Market Signaling and Responsible Investment Incentives
Explicit ESG provisions within treaties function as signals to the global investment community, incentivizing responsible investment practices and corporate governance reforms. The increasing number of ESG-linked arbitration clauses conveys that sustainability is no longer an ancillary ethical consideration but a contractual and legal imperative. This shift aligns with global investor trends documented by the UN Principles for Responsible Investment, which emphasize the financial materiality of ESG factors.
Prospective Developments in Treaty-Making
Looking forward, we may anticipate more comprehensive multilateral investment frameworks integrating ESG criteria, potentially linked to climate finance mechanisms and social justice goals enshrined in international legal orders. The ongoing negotiations at forums such as the UNCTAD Investment Facilitation Framework illustrate the commitment to embed ESG considerations systematically.
Conclusion
The integration of ESG principles into global investment treaties is not merely a topical addendum but a fundamental reconfiguration of investment law’s doctrinal and operational paradigms. This transformation reflects broader societal demands for sustainability, corporate accountability, and equitable economic development in an era facing environmental and social challenges of unprecedented scale. As treaties evolve to embed ESG considerations through textual innovation, jurisprudential reinterpretation, and procedural modernization, the international legal community is witnessing the emergence of a renewed investment regime-one that negotiates investor rights and state responsibilities within the matrix of sustainable development.

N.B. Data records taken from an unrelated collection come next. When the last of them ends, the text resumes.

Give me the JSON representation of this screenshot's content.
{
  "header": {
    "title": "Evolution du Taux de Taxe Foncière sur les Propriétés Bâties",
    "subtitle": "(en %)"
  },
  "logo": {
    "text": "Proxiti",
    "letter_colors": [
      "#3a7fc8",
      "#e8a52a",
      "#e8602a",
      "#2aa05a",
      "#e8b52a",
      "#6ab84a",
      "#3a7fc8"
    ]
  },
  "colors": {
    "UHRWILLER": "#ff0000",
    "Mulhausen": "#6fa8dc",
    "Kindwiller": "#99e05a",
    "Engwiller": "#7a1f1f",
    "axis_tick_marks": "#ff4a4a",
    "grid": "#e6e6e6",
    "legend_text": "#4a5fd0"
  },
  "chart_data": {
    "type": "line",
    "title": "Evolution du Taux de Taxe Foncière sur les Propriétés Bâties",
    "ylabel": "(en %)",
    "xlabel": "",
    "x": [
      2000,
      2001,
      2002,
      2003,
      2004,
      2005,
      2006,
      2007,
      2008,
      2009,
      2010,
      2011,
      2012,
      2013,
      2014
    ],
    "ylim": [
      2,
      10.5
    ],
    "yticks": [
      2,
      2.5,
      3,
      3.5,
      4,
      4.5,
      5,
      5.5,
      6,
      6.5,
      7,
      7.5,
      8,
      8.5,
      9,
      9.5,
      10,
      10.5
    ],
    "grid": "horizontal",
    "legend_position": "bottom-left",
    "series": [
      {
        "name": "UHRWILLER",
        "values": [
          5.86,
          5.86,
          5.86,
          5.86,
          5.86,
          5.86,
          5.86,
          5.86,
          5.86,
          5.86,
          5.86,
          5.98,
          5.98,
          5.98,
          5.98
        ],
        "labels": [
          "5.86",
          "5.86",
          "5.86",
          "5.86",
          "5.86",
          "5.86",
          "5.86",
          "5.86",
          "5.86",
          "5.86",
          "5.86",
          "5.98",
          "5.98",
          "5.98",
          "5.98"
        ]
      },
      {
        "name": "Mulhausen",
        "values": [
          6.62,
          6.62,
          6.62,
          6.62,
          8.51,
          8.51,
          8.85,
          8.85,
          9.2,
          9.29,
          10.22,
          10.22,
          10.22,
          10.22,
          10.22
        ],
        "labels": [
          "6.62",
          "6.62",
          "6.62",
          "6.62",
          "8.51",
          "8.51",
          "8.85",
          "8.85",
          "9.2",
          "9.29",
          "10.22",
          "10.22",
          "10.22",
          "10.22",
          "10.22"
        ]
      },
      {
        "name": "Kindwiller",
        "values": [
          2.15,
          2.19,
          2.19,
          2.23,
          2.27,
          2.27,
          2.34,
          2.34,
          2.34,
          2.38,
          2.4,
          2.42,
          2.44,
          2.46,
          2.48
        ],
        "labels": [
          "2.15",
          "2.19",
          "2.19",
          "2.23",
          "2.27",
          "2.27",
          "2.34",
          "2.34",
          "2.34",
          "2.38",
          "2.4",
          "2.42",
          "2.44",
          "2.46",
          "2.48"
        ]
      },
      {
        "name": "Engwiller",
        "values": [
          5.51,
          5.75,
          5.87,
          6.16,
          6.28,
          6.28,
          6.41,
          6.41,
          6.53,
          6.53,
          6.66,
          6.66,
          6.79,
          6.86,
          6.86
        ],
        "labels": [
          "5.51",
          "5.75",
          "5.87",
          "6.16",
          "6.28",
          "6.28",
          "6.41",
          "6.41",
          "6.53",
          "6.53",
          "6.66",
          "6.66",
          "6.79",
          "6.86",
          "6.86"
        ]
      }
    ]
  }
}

Practitioners and scholars must continue to navigate this dynamic landscape with nuanced understanding and pragmatism, as the boundaries of investment protection are redrawn to accommodate the imperatives of responsible global stewardship. The interplay of legal doctrine, economic incentives, and normative values ensures that global investment treaties will remain a vibrant field of legal innovation, responsive to the ESG challenges of the 21st century.